Tandems took off before the wacky schedule was an issue, though.

In the past 25 years, 19 of the starting goalies collected all 16 wins en route to being a Stanley Cup champion. Teams built to win have that one guy they can rely on in the toughest moments.

That doesn't mean having a legitimate 1B goalie in the regular season will restrict an elite goalie in the postseason; again, look at the 2019 Bruins, for whom Rask played every postseason contest and had the most regular-season rest of his career.

One rare exception is 2017, when the Penguins won with Matt Murray after Fleury started every game in net in the first two rounds. So it can happen; it's just rare.

Playing one workhorse goalie is the recipe to winning a Cup Final, and the stats back that up. But the demands of the modern NHL make it near impossible for one goalie to make the entire regular-season run on his own. The rise of tandems comes with the postseason in mind, making it so teams have one goalie who plays essentially just in the regular season, and the other groomed to be the playoff goalie.

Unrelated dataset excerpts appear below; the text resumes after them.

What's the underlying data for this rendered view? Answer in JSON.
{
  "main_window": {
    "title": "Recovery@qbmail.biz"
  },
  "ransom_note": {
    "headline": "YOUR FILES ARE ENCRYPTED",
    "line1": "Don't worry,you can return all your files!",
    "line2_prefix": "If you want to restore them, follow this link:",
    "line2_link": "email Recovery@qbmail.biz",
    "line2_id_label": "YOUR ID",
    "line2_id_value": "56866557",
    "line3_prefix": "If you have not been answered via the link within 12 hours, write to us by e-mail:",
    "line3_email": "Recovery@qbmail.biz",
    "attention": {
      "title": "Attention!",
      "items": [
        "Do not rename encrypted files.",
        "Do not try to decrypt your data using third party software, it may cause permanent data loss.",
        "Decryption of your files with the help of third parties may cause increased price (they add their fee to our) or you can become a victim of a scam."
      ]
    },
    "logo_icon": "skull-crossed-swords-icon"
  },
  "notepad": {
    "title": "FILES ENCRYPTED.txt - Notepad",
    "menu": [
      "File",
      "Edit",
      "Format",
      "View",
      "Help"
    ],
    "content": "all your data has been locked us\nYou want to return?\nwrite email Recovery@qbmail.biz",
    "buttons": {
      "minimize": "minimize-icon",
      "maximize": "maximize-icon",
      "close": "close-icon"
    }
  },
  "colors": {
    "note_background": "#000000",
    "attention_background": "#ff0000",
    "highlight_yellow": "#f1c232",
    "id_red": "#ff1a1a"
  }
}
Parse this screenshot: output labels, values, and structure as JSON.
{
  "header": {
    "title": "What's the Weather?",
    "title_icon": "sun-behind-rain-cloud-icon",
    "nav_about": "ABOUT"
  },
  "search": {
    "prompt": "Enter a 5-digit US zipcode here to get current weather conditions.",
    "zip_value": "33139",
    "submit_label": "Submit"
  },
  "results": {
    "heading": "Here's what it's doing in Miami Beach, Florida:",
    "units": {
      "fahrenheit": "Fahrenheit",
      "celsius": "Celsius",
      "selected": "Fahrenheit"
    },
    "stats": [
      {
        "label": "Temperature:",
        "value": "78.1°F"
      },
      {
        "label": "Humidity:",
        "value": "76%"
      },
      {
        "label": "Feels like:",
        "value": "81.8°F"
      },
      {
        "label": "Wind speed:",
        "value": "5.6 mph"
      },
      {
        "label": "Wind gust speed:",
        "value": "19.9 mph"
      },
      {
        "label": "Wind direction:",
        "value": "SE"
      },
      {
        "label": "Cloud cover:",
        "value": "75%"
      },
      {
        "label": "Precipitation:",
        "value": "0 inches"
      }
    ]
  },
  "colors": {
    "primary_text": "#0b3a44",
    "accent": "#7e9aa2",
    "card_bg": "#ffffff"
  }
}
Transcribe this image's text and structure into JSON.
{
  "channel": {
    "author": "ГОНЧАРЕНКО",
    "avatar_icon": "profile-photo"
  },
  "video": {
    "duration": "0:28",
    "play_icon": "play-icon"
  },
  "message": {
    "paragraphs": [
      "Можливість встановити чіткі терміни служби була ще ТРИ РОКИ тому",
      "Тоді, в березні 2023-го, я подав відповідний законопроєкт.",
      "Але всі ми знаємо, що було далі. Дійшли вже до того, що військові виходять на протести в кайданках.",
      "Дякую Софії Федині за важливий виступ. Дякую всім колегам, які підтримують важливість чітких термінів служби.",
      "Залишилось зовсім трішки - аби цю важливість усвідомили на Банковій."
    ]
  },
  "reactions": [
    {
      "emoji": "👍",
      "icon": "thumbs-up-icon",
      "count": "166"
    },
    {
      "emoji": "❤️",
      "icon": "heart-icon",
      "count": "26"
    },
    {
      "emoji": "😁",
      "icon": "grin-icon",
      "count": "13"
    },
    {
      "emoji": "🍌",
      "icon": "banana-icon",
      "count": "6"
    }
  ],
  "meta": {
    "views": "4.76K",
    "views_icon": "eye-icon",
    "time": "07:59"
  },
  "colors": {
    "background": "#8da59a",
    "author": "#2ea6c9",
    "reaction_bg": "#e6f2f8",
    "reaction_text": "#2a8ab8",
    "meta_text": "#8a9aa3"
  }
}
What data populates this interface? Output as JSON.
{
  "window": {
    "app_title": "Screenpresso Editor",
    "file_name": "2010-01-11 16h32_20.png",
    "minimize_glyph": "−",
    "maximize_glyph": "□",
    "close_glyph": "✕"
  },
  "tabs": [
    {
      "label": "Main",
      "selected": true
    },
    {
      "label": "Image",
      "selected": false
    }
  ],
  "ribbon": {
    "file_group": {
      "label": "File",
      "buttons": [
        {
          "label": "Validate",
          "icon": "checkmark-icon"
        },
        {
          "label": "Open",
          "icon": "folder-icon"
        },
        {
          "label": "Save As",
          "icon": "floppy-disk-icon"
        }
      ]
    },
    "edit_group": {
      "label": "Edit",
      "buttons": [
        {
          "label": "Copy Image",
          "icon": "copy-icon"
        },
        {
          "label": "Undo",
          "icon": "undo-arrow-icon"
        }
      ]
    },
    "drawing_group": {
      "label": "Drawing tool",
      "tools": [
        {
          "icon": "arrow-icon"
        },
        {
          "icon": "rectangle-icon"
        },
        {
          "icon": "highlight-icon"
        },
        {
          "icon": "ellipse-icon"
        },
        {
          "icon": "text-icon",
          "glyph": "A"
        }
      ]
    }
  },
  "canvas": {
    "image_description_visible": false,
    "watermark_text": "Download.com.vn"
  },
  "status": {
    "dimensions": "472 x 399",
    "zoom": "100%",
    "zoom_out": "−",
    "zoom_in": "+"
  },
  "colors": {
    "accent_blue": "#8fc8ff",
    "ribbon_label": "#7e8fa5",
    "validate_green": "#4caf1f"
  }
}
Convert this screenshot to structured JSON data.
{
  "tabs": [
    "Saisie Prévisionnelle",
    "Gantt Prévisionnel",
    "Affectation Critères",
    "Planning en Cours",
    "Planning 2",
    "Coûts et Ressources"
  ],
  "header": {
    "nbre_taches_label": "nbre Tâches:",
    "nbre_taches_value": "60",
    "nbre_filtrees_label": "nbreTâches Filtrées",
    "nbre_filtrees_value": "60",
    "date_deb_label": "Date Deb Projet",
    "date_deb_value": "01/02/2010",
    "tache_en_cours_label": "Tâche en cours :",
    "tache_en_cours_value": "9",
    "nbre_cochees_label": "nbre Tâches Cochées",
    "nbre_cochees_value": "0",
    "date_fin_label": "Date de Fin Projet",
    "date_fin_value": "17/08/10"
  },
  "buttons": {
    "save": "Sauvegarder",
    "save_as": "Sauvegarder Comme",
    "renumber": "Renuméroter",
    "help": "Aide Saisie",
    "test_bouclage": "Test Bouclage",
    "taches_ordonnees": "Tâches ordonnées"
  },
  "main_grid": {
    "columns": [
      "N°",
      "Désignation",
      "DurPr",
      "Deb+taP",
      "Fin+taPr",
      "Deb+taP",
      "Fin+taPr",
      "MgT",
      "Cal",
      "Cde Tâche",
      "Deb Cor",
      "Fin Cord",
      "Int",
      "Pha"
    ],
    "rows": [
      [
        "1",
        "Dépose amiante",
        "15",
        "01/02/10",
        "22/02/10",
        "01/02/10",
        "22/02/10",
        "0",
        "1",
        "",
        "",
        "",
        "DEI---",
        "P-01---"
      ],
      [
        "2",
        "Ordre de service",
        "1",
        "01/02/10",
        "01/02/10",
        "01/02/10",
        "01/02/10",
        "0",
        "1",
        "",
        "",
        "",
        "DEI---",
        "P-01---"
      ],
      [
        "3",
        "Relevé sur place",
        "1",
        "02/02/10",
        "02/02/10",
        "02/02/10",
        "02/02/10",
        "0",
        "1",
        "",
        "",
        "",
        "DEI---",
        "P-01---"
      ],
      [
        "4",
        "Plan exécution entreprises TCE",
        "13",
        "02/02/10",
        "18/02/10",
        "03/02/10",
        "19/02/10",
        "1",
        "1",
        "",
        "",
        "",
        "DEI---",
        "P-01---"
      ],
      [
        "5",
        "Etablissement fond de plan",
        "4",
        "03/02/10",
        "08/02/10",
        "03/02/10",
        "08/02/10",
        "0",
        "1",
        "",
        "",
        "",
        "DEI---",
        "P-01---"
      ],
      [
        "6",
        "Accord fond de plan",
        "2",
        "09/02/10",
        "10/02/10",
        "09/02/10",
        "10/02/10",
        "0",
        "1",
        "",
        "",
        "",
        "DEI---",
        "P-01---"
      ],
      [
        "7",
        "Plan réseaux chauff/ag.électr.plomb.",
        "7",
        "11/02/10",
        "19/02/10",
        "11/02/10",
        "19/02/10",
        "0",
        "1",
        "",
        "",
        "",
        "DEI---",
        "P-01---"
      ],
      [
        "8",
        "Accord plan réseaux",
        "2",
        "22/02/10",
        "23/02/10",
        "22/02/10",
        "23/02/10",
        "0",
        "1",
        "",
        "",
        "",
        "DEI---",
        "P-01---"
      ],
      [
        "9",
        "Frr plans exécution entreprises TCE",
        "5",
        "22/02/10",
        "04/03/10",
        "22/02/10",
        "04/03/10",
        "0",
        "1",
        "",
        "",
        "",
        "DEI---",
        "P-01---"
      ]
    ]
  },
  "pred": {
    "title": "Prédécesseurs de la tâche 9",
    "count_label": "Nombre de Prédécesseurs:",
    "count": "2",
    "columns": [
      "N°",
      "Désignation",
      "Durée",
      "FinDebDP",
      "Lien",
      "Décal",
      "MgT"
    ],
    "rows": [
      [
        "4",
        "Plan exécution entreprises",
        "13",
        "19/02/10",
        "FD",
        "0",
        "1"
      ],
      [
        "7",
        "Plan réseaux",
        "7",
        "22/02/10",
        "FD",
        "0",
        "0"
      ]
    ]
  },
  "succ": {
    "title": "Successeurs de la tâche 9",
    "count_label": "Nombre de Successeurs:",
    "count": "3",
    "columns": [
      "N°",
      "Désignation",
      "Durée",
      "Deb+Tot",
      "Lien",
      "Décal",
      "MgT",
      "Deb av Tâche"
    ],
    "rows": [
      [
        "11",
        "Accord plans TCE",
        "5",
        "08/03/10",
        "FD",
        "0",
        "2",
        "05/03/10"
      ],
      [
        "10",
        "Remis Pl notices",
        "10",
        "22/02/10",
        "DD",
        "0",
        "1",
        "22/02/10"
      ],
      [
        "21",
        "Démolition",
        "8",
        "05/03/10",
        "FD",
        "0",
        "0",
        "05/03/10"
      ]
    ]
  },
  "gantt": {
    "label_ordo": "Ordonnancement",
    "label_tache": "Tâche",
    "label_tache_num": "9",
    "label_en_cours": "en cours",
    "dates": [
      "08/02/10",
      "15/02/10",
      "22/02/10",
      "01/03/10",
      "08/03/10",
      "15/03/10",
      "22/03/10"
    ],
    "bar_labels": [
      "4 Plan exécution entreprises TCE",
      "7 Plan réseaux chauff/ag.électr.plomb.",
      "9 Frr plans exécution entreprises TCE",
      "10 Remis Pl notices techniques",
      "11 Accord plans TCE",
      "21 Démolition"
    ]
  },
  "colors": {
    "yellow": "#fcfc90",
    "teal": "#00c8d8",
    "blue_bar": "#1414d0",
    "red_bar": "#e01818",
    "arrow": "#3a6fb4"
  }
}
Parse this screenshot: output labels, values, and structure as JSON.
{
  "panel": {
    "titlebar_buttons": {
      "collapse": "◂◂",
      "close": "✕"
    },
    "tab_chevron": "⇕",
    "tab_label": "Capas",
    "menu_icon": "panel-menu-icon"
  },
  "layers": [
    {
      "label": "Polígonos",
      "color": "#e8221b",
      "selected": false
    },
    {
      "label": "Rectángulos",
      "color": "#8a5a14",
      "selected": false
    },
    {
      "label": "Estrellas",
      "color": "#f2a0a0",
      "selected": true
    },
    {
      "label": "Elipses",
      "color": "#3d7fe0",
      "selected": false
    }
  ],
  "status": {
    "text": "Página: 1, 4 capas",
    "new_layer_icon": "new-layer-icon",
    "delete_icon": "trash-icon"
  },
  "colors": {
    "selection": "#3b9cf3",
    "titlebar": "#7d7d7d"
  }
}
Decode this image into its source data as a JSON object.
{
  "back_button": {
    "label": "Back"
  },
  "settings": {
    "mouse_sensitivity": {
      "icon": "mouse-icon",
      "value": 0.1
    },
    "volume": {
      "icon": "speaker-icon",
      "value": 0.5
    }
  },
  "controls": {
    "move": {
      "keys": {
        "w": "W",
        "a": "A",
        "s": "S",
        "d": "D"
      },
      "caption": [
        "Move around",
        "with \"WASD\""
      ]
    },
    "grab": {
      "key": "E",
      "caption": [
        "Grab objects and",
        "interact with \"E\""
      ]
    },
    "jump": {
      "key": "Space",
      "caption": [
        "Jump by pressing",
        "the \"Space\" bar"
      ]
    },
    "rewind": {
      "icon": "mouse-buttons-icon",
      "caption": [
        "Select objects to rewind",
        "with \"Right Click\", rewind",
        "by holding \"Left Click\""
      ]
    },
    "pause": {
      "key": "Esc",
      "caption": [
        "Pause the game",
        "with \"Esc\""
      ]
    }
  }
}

"So it's always good to have a good tandem," Grubauer told reporters during his introductory Zoom call. "I don't think one guy can play 70 games and be fresh for the playoffs. ... It's important to have two guys."

So the Kraken isn't in a unique position. Plenty of teams are projected to have more than one goalie make a mark in the regular season. Dallas has four goalies — Ben Bishop, Anton Khudobin, Jake Oettinger and Braden Holtby — to sift through. The Rangers have split time between Igor Shesterkin and Alexandar Georgiev.

Postseason squads such as the Islanders have had success with Semyon Varlamov and Ilya Sorokin. In Florida, where Driedger departed, the Panthers have decisions to make with Sergei Bobrovsky and rookie Spencer Knight.

Those teams had some postseason struggles while their crease became a game of musical chairs, with the Cup champion Lightning and every-game starter Andrei Vasilevskiy handling them.

Some elite goalies succeed with a heavy workload exclusively. Carey Price, who led the Canadiens to a surprise Cup Final appearance, is an example. His regular-season workload has been slowed to prevent his body from being beat up, and the approach worked this past postseason. For much of the two-month run, Price was the best goalie in the league.

Jake Allen, the Canadiens' backup, played 27 regular-season games. That was enough for Price to be fresh for the postseason and make his near-historic run. Perhaps that's the most realistic blueprint for what the Kraken tandem could be.

Given the money commitment and playoff history, when the postseason rolls around, if the Kraken makes it, Grubauer likely would be the workhorse. How the regular season pans out remains to be seen, but Driedger seeing significant time and keeping Grubauer fresh for the playoffs shouldn't change what has proven to be a successful postseason approach across the league.